The other, crucial thing the President has in his favour is that for all of the anti-Trump sentiment that exists in the country, the Democrats do not look battle-ready.
A series of special elections have revealed that the party has not agreed to a solid or substantial platform other than opposing Trump. As many party figures have said, they need to offer voters a genuine alternative message, especially on economics.
Indeed, often it seems the party is still having the same fight over which it split in 2016, as it sought to decide whether to opt for the cautious incrementalism represented by Hillary Clinton or the more radical change proposed by Sanders. And while there are a lot of very good, quality candidates within the party, the fact that the generation of yesteryear – 68-year-old Warren, Sanders, 76, and 75-year-old Joe Biden – are topping the polls offers little hope to those looking for new ideas. Nothing underscored the party’s haplessness more than the recent suggestion that Oprah Winfrey may do battle against Trump.
All of this is does not represent an endorsement of Donald Trump.

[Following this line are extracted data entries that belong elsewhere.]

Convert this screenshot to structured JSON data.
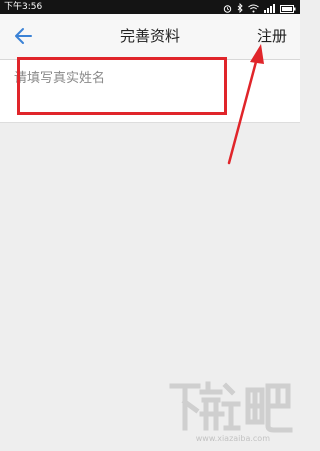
{
  "status_bar": {
    "time": "下午3:56",
    "icons": [
      "alarm-icon",
      "wifi-icon",
      "signal-icon",
      "battery-icon"
    ]
  },
  "header": {
    "back_icon": "arrow-left-icon",
    "title": "完善资料",
    "register_label": "注册"
  },
  "form": {
    "name_placeholder": "请填写真实姓名",
    "name_value": ""
  },
  "annotation": {
    "color": "#e0252a"
  },
  "watermark": {
    "brand": "下载吧",
    "url": "www.xiazaiba.com"
  },
  "colors": {
    "accent": "#3b82d6",
    "background": "#eeeeee"
  }
}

From the perspective of anyone who values progressive ideas, who believes in science and empiricism rather than Chinese “hoaxes”, who supports the Paris Accord, who believes America is a nation of immigrants of all colours and all faiths and is a better place for it, who believes women should be respected and valued rather than insulted, and who thinks tax cuts should help the poor and not just the wealthy, then Donald Trump’s first term has so far been an abomination.
But that does not mean he is not going to win a second.